Si è detto delle condizioni climatiche sfavorevoli. In realtà già durante i primi mesi dell’anno gli ingressi delle grotte posti alle pendici della Grigna settentrionale sono stati praticamente irraggiungibili a causa dell’abbondante innevamento.
“Con il sopraggiungere della primavera e dell’estate – spiegano i promotori del progetto “InGrigna!” – le precipitazioni si sono susseguite ininterrottamente e ne hanno reso difficoltoso l’avvicinamento e oltremodo pericolosa la percorrenza degli abissi proprio a causa delle ingenti quantità d’acqua che si riversava in essi”.

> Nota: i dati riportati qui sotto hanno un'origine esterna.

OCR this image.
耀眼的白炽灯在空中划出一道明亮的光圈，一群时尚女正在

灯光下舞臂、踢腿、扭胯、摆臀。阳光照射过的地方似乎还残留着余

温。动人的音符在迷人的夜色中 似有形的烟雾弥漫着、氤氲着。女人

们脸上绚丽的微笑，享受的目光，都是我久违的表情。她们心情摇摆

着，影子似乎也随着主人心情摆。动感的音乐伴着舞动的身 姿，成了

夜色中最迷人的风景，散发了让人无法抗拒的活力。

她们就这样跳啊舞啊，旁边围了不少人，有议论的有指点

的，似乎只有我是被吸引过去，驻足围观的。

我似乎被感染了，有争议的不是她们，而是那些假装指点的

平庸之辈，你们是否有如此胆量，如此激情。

“Così fino al mese di agosto – aggiungono – la presenza degli speleologi è stata sporadica e le novità esplorative inesistenti. Durante le due settimane centrali del mese nonostante il continuo maltempo si è svolto il consueto campo esplorativo, che aveva come base il rifugio Bogani. Impossibilitati ad affrontare le cavità più profonde e impegnative sempre a causa delle avverse condizioni meteo, gli speleologi hanno concentrato la loro attenzione su alcune diramazioni in grotte già note a limitata profondità, sulla revisione di modeste cavità e sulla ricerca di nuovi ingressi”.
Ma i risultati ottenuti, si è detto, sono stati comunque lusinghieri e anche quest’anno tra gli speleologi del progetto “InGrigna!” non sono mancate presenze straniere, a testimonianza di come il Grignone rappresenti una tra le principali aree carsiche italiane.